New Zealand First leader Winston Peters told elderly in Paeroa today that he didn't want to scare them over the international financial crisis -- but they would be first to be hit when things got tough.
Labour and National yesterday launched their election campaigns focusing on the economic situation, with the Government guaranteeing bank deposits and announcing policy to keep people in jobs and training in the face of a likely unemployment increase.
Today the unlikely duo of Mr Peters and Greens co-leader Jeanette Fitzsimons spoke to about 150 senior citizens in a chapel hall in the town.
Ms Fitzsimons got a warm reception for her speech on the need to ensure a clean environment and good health and education system for young people.
Mr Peters arrived at the end of her speech but made up for lost time by speaking for more than an hour.
He clearly had a good time joking with his audience in a chatty wide-ranging speech.
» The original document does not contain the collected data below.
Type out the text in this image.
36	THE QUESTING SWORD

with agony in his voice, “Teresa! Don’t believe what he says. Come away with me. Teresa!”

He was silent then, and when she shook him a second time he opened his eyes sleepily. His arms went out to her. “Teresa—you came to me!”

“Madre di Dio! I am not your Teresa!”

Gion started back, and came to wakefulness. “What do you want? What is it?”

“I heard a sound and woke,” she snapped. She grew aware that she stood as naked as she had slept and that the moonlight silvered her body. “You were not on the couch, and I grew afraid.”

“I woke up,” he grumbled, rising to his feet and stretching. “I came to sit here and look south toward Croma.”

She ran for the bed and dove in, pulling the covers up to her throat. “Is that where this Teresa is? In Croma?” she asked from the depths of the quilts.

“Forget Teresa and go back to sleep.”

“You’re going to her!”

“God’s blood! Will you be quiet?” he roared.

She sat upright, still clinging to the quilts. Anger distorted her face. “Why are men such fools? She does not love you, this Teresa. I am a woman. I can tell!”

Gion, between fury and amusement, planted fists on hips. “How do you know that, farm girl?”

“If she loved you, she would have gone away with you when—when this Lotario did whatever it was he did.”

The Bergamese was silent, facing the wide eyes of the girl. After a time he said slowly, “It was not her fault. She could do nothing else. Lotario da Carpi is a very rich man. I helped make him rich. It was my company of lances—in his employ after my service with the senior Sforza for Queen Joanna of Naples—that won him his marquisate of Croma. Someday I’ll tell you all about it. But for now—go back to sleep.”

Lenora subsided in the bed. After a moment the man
But the theme he kept returning to was the danger looming for unwary elderly.
"Make no mistakes our seniors are the generation that is now most at risk of being disadvantaged and marginalised," Mr Peters said.
"In `87 after the sharemarket crash who did they come for first?"
Speaking to journalists later, Mr Peters denied he was trying to use the situation to his advantage.
"It's pretty important we alert New Zealanders to this because every time they had an excuse last time they attacked the elderly."
In his speech Mr Peters criticised Labour for taking too long to react -- New Zealand First had wanted the deposit guarantee scheme sooner.
But he saved his worst for National.
"They cut super back to 69 percent (of the average wage), then sold Contact Energy off to foreign shareholders....and they still don't know why they've had their noses pressed against the window of power for the past nine years.
"...If you give them a chance, with their unreformed unchanged policies, you will know what the consequences will be."
The answer, he said, was to invest in Kiwibank, link mortgage interest rates to inflation and...vote for NZ First.
"Buy yourself some insurance."
Ms Fitzsimons was also concerned about the future. But she focused on what sort of opportunities her audience's children and great grandchildren have if climate change was not addressed.
She fielded questions from the floor on methane gas, smacking and dairy prices.